Over the course of the film, we see the baby being born, Sahana returning to work, Karan taking on additional assignments to pay off mounting debts, issues with gender discrimination at Sahana’s work place, the complexities of hiring a nanny, life improving and then throwing a curve ball just when the family settles into a cushy life.
The insight, the unique take that you impatiently await as this mundane drama plays out, remains undelivered by the writers and director. If you are engaged at all, it is owing to the efforts of Kalki Koechlin and Sumeet Vyas who immerse themselves in their parts. The story is mostly told from Sahana’s point of view. But you wish for a little more of Karan’s perspective too.

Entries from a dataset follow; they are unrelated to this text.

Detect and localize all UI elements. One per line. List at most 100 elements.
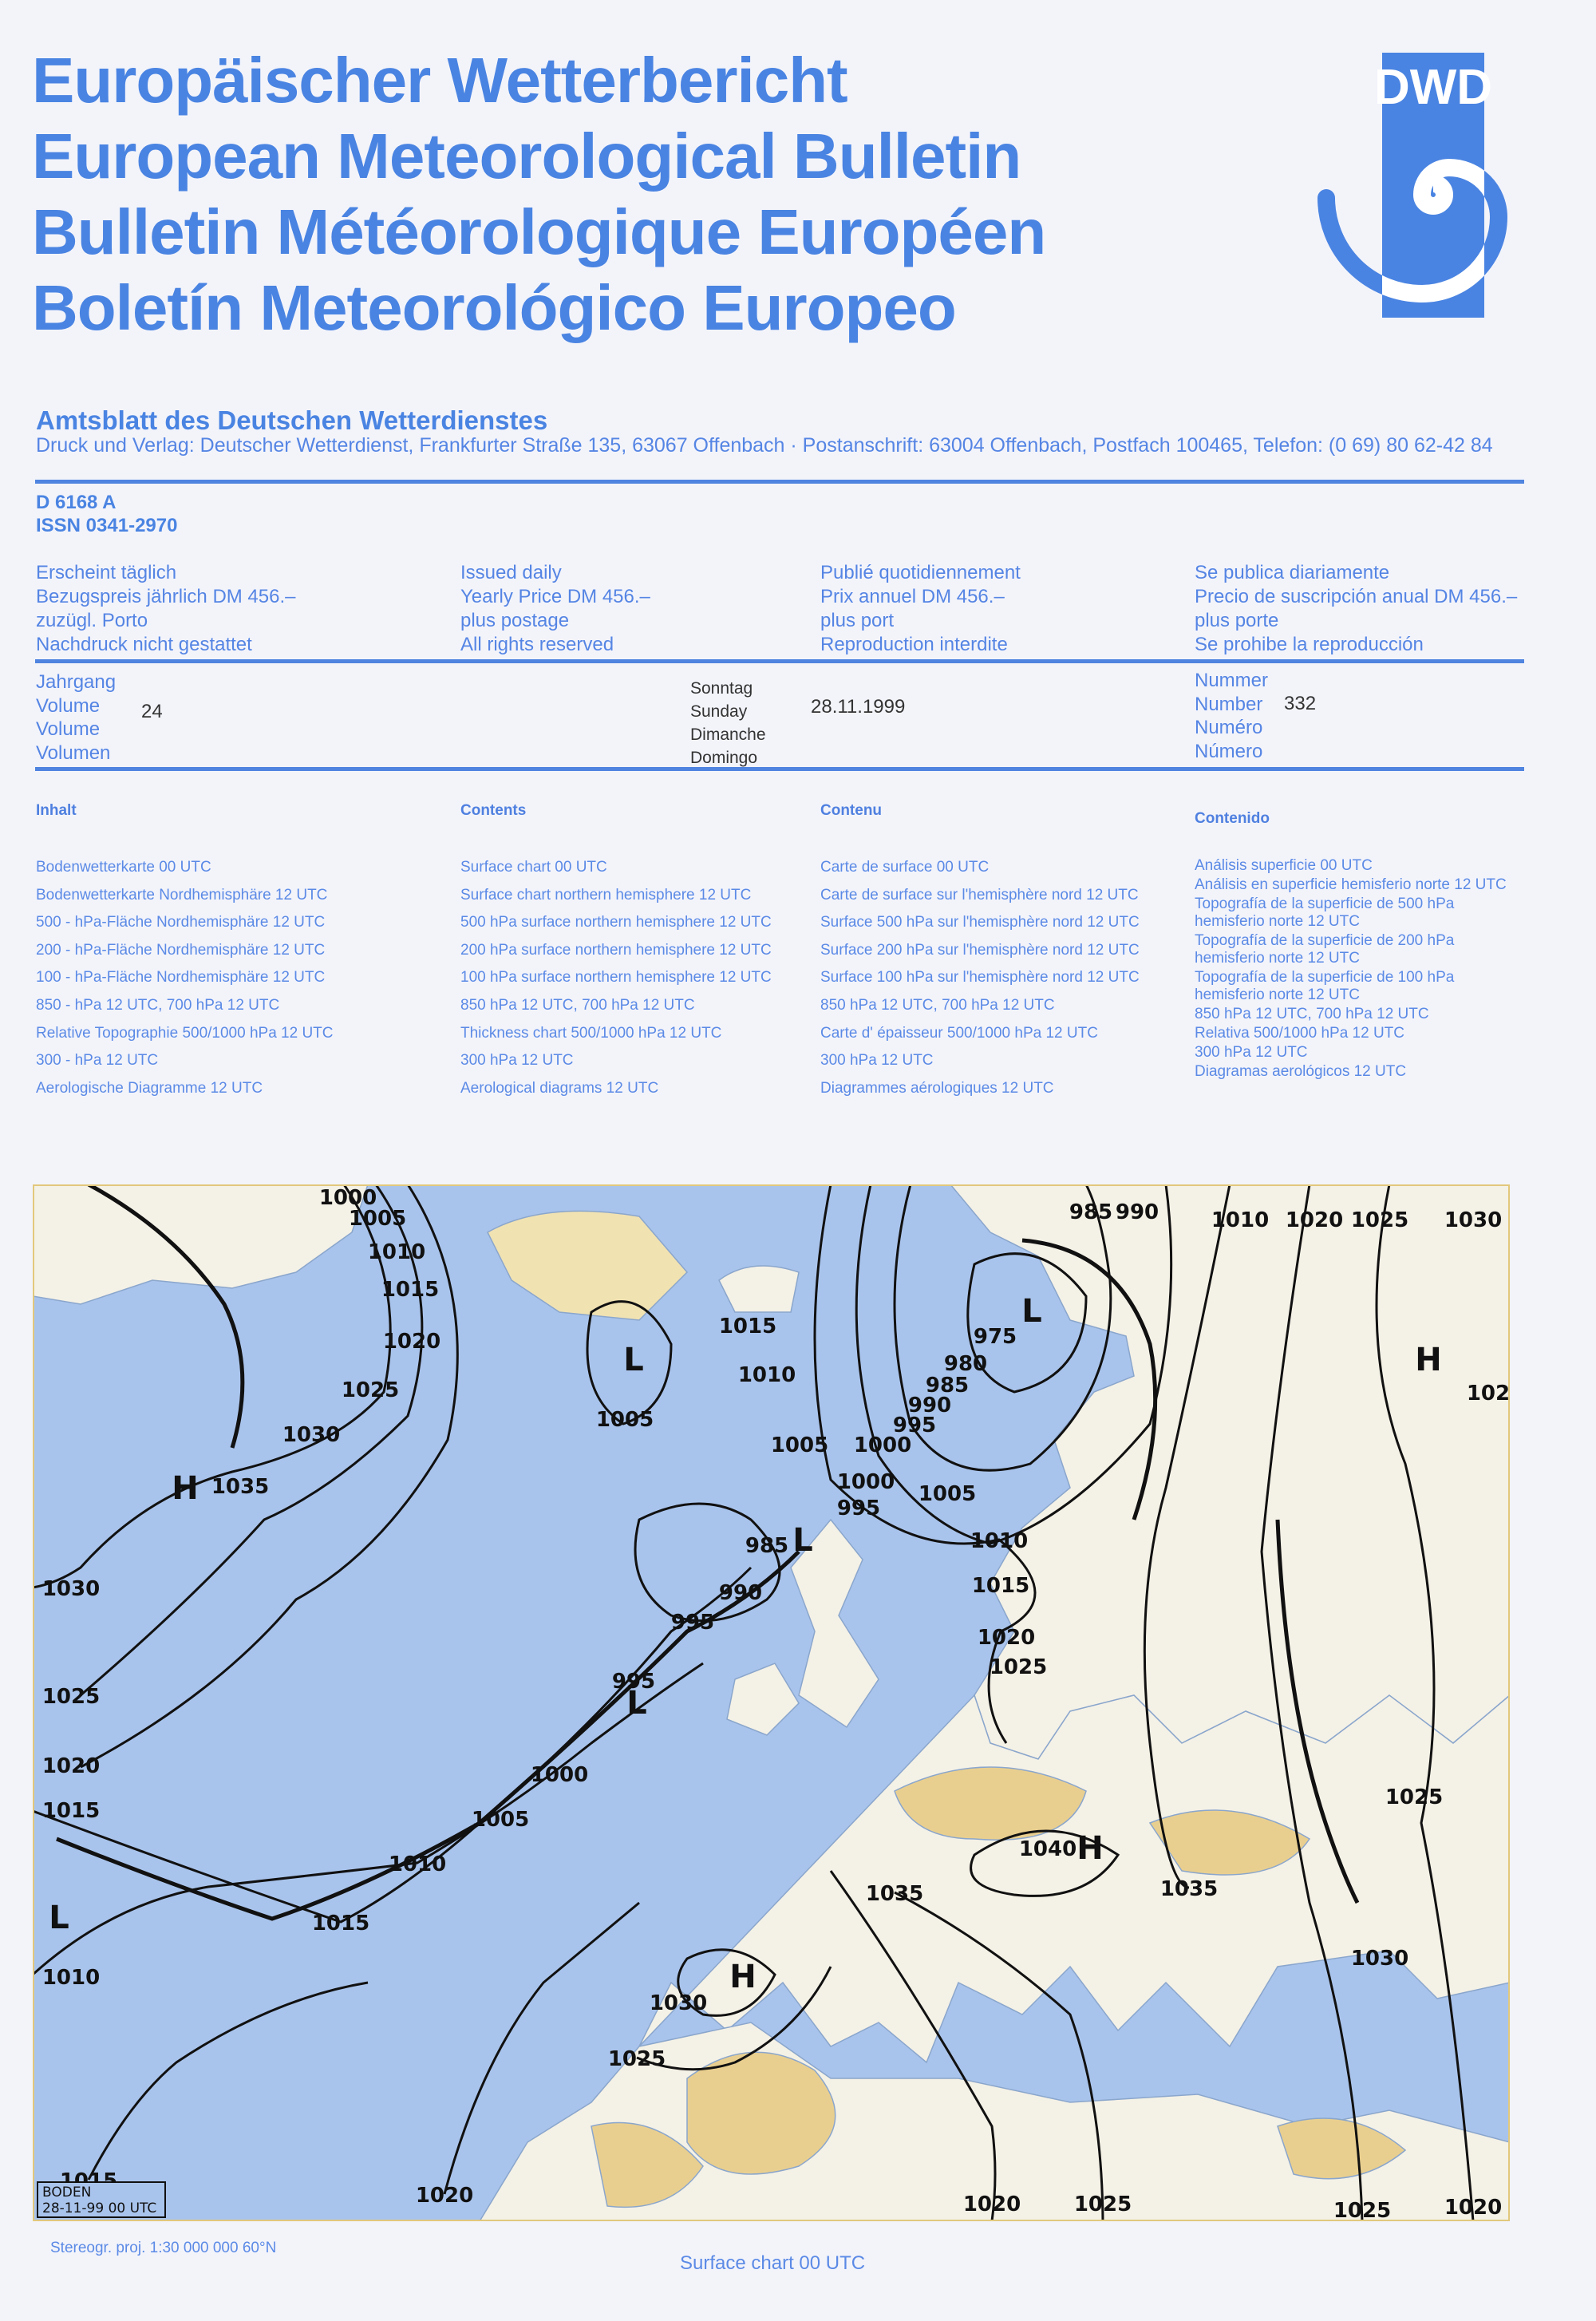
isobar-label: 1015 bbox=[312, 1912, 369, 1935]
isobar-label: 995 bbox=[837, 1497, 880, 1520]
isobar-label: 1035 bbox=[866, 1882, 923, 1906]
subscription-french: Publié quotidiennement Prix annuel DM 456… bbox=[820, 561, 1021, 657]
isobar-label: 1035 bbox=[211, 1475, 269, 1499]
text: Domingo bbox=[690, 749, 758, 767]
contents-item: Topografía de la superficie de 200 hPa h… bbox=[1195, 932, 1455, 967]
contents-item: 200 hPa surface northern hemisphere 12 U… bbox=[460, 941, 772, 959]
contents-item: 300 hPa 12 UTC bbox=[460, 1052, 574, 1070]
contents-item: 300 - hPa 12 UTC bbox=[36, 1052, 159, 1070]
contents-heading: Contents bbox=[460, 802, 527, 819]
isobar-label: 1000 bbox=[319, 1186, 377, 1210]
isobar-label: 1035 bbox=[1160, 1877, 1218, 1901]
divider bbox=[35, 480, 1524, 484]
text: Bezugspreis jährlich DM 456.– bbox=[36, 586, 296, 607]
isobar-label: 1020 bbox=[42, 1754, 100, 1778]
isobar-label: 1010 bbox=[368, 1240, 425, 1264]
title-spanish: Boletín Meteorológico Europeo bbox=[32, 272, 957, 343]
fronts bbox=[56, 1184, 1360, 1921]
isobar-label: 1015 bbox=[42, 1799, 100, 1823]
contents-heading: Contenido bbox=[1195, 810, 1270, 827]
isobar-label: 990 bbox=[908, 1394, 951, 1418]
title-german: Europäischer Wetterbericht bbox=[32, 45, 848, 116]
contents-item: 500 hPa surface northern hemisphere 12 U… bbox=[460, 914, 772, 931]
contents-heading: Contenu bbox=[820, 802, 883, 819]
isobar-label: 1025 bbox=[342, 1378, 399, 1402]
isobar-label: 1025 bbox=[1333, 2199, 1391, 2221]
isobar-label: 1025 bbox=[990, 1655, 1047, 1679]
text: Número bbox=[1195, 740, 1263, 762]
text: Volumen bbox=[36, 741, 111, 764]
stamp-station: BODEN bbox=[42, 2185, 91, 2200]
isobar-label: 1030 bbox=[650, 1991, 707, 2015]
isobars bbox=[33, 1184, 1475, 2221]
isobar-label: 1010 bbox=[389, 1852, 446, 1876]
text: plus porte bbox=[1195, 610, 1279, 631]
text: Sunday bbox=[690, 702, 748, 721]
isobar-label: 985 bbox=[1069, 1200, 1112, 1224]
isobar-label: 1015 bbox=[719, 1315, 776, 1338]
contents-item: Relativa 500/1000 hPa 12 UTC bbox=[1195, 1025, 1404, 1042]
contents-item: 100 - hPa-Fläche Nordhemisphäre 12 UTC bbox=[36, 969, 326, 987]
text: Jahrgang bbox=[36, 671, 117, 693]
contents-item: 500 - hPa-Fläche Nordhemisphäre 12 UTC bbox=[36, 914, 326, 931]
isobar-label: 1025 bbox=[1351, 1208, 1408, 1232]
isobar-label: 1000 bbox=[837, 1470, 895, 1494]
contents-item: Aerologische Diagramme 12 UTC bbox=[36, 1079, 263, 1097]
volume-value: 24 bbox=[141, 701, 163, 722]
isobar-label: 985 bbox=[745, 1534, 788, 1558]
contents-item: Análisis superficie 00 UTC bbox=[1195, 857, 1373, 874]
subscription-spanish: Se publica diariamente Precio de suscripc… bbox=[1195, 561, 1517, 657]
text: Precio de suscripción anual DM 456.– bbox=[1195, 586, 1518, 607]
contents-item: 850 hPa 12 UTC, 700 hPa 12 UTC bbox=[460, 997, 695, 1014]
contents-item: 850 hPa 12 UTC, 700 hPa 12 UTC bbox=[1195, 1006, 1429, 1022]
subscription-english: Issued daily Yearly Price DM 456.– plus po… bbox=[460, 561, 650, 657]
contents-item: Análisis en superficie hemisferio norte … bbox=[1195, 876, 1507, 893]
isobar-labels: 1000100510101015102010251030103510301025… bbox=[42, 1186, 1510, 2221]
contents-item: Diagrammes aérologiques 12 UTC bbox=[820, 1079, 1054, 1097]
high-pressure-marker: H bbox=[1077, 1830, 1103, 1867]
text: Erscheint täglich bbox=[36, 562, 177, 583]
map-caption: Surface chart 00 UTC bbox=[680, 2252, 866, 2274]
high-pressure-marker: H bbox=[172, 1470, 198, 1507]
text: Volume bbox=[36, 718, 101, 740]
contents-item: 300 hPa 12 UTC bbox=[1195, 1044, 1308, 1061]
contents-item: Bodenwetterkarte 00 UTC bbox=[36, 859, 211, 876]
isobar-label: 1025 bbox=[1385, 1785, 1443, 1809]
d-number: D 6168 A bbox=[36, 492, 117, 513]
isobar-label: 1010 bbox=[42, 1966, 100, 1990]
contents-item: Bodenwetterkarte Nordhemisphäre 12 UTC bbox=[36, 886, 328, 903]
isobar-label: 1030 bbox=[282, 1423, 340, 1447]
high-pressure-marker: H bbox=[1415, 1342, 1441, 1378]
contents-column-spanish: Análisis superficie 00 UTC Análisis en su… bbox=[1195, 857, 1514, 1082]
isobar-label: 1000 bbox=[854, 1433, 911, 1457]
surface-weather-map: 1000100510101015102010251030103510301025… bbox=[33, 1184, 1510, 2221]
text: Sonntag bbox=[690, 679, 753, 698]
low-pressure-marker: L bbox=[1021, 1293, 1042, 1330]
isobar-label: 990 bbox=[1116, 1200, 1159, 1224]
logo-text: DWD bbox=[1374, 60, 1492, 115]
isobar-label: 1010 bbox=[738, 1363, 796, 1387]
issue-number: 332 bbox=[1284, 693, 1317, 714]
isobar-label: 995 bbox=[893, 1414, 936, 1437]
isobar-label: 1005 bbox=[918, 1482, 976, 1506]
isobar-label: 1030 bbox=[1351, 1947, 1408, 1971]
low-pressure-marker: L bbox=[49, 1900, 69, 1936]
contents-item: 850 - hPa 12 UTC, 700 hPa 12 UTC bbox=[36, 997, 280, 1014]
isobar-label: 975 bbox=[974, 1325, 1017, 1349]
isobar-label: 1030 bbox=[1444, 1208, 1502, 1232]
isobar-label: 1020 bbox=[1444, 2196, 1502, 2220]
text: Issued daily bbox=[460, 562, 562, 583]
contents-item: Topografía de la superficie de 100 hPa h… bbox=[1195, 969, 1455, 1003]
isobar-label: 1020 bbox=[963, 2192, 1021, 2216]
issue-date: 28.11.1999 bbox=[811, 696, 906, 718]
isobar-label: 1000 bbox=[531, 1763, 588, 1787]
contents-item: Surface 100 hPa sur l'hemisphère nord 12… bbox=[820, 969, 1140, 987]
text: Nummer bbox=[1195, 670, 1269, 691]
dwd-logo: DWD bbox=[1317, 53, 1508, 318]
contents-item: Surface 500 hPa sur l'hemisphère nord 12… bbox=[820, 914, 1140, 931]
isobar-label: 1020 bbox=[383, 1330, 440, 1354]
contents-item: Relative Topographie 500/1000 hPa 12 UTC bbox=[36, 1024, 334, 1042]
low-pressure-marker: L bbox=[623, 1342, 644, 1378]
contents-item: Carte de surface sur l'hemisphère nord 1… bbox=[820, 886, 1139, 903]
isobar-label: 995 bbox=[671, 1611, 714, 1635]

Most working parents speak of the guilt of leaving a newborn/ toddler as they pursue careers. This is unexplored by writers Rakhee Sandilya (also the director) and Rajeev Upadhyay. A nanny is hired without any due diligence. From the moment she first rings the doorbell, you can see bad news written all over her yet Sahana relies on an app for the reference.
As she busies herself getting back to her job, director Sandilya drives home the deeply entrenched gender discrimination against working mothers. Gender discrimination is a strong element of the story and one of the many headlines that the story touches on that is actually explored in some depth. But the actors playing managers, colleagues, interviewers and bosses are so amateur that the scenes are inadvertently comical. In fact, several of the supporting cast members overact in jarring contrast to Koechlin and Vyas’s controlled performances.
Some of the working mothers who watched the film with me commented that their lives are not as mundane as that of Karan-Sahana. And it’s the series of uninteresting events in their lives that makes the film seem longer than its one hour 46 minutes running time.
Although Sandilya’s documentary-like style of having the camera follow the characters from behind gets clumsy at times in a feature narrative (you can sense from the actors that they have been instructed to 'ignore’ the camera), she smoothly handles the transition of time moving the story along over a period of some years.
While several societal and emotional comments are underscored, there is scant exploration of several compelling issues, not even the plot twist in the final act.
Not all ideas translate well to film and though are some moments of note, if Ribbon works at all, it is credit to Koechlin’s and Vyas’ committed and convincing performances.